Season & Weather – If you run a test during the holiday season, know that the test outcome is only relevant to that season. If your business is highly seasonal or weather impacted then validate your test result in another time period.
Internal Campaigns – If you’ve just started a large PPC campaign, or sent out an email blast, chances are that traffic won’t behave as predictably as your usual traffic. The results of the campaigns can, therefore, influence your A/B test results. Be sure to communicate your testing program to your marketing team and colleagues.
Competitor Activity – Your traffic could change depending on whether your competitor launches a major campaign, or even goes bust. You may see a peak in interest or an increase in comparison shopping, be aware of these influences and the impact it could have on your tests.
7. Have a Basic Understanding of Statistics
Many conversion experts would say this is the top prerequisite for anyone wanting to A/B test effectively. I’ve already mentioned terms such as sample size (how much traffic you need), minimal detectable effect (the lift you are shooting for) and statistical significance (the likelihood the result is not caused by chance).
However, there are many other aspects involved in A/B testing. If terms like confidence intervals, the margin of error, p-value, statistical power mean little to you then I invite you to read this article. Statistics within A/B testing can be complex and is a whole subject on its own. Typically, if you follow these top-line rules you’ll avoid the most common mistakes:
- Test for two full business cycles
- Make sure your sample size is large enough (use a calculator before you start the test)
- Keep in mind confounding variables and external factors
- Avoid running multiple tests that overlap and skew your results
- Ensure the margin of error reported in your testing tool doesn’t overlap
- Aim for 95% confidence interval
- Analyse the trend in your results to make sure it’s consistent
8. Send Test Data to Analytics
Always integrate your A/B testing tool with Google Analytics. Testing tools typically report on top line numbers and have limited ability for segmenting and slicing up the data.
Remember, averages can lie. If version A beats version B by 10% that doesn’t give the full picture. There may be underlying segments performing differently and it’s important to uncover this insight.
Sending test data to Google Analytics allows you build advanced segments and custom reports. This is useful when trying to understand the impact of your test and what learnings can be made.
9. Prioritise, Plan and Document
You’ll no doubt have numerous test ideas so it’s important to have a plan and prioritise your tests accordingly. To help you do this consider frameworks such as PIE to score each test and order them based on potential, importance and ease.
Potential: How much improvement can be made on the page
Importance: How valuable is the traffic to this page? (how much would a 5%, 10% uplift make?
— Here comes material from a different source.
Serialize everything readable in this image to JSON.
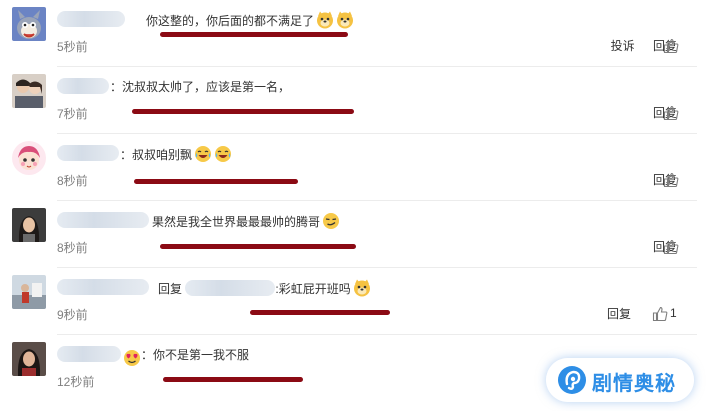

Ease: How complicated will the test be to implement on the page/template
Once you’ve planned and prioritised your tests be sure to communicate your testing program to the wider business. Get them engaged with your tests - notify when live, communicate results/learnings, get them to submit test ideas.
And, finally, keep a record of your tests and results. Document the test hypotheses, screenshots of the variations, the results. This is important go back to a later date and ensure you don’t waste time if you’ve already completed a valid test.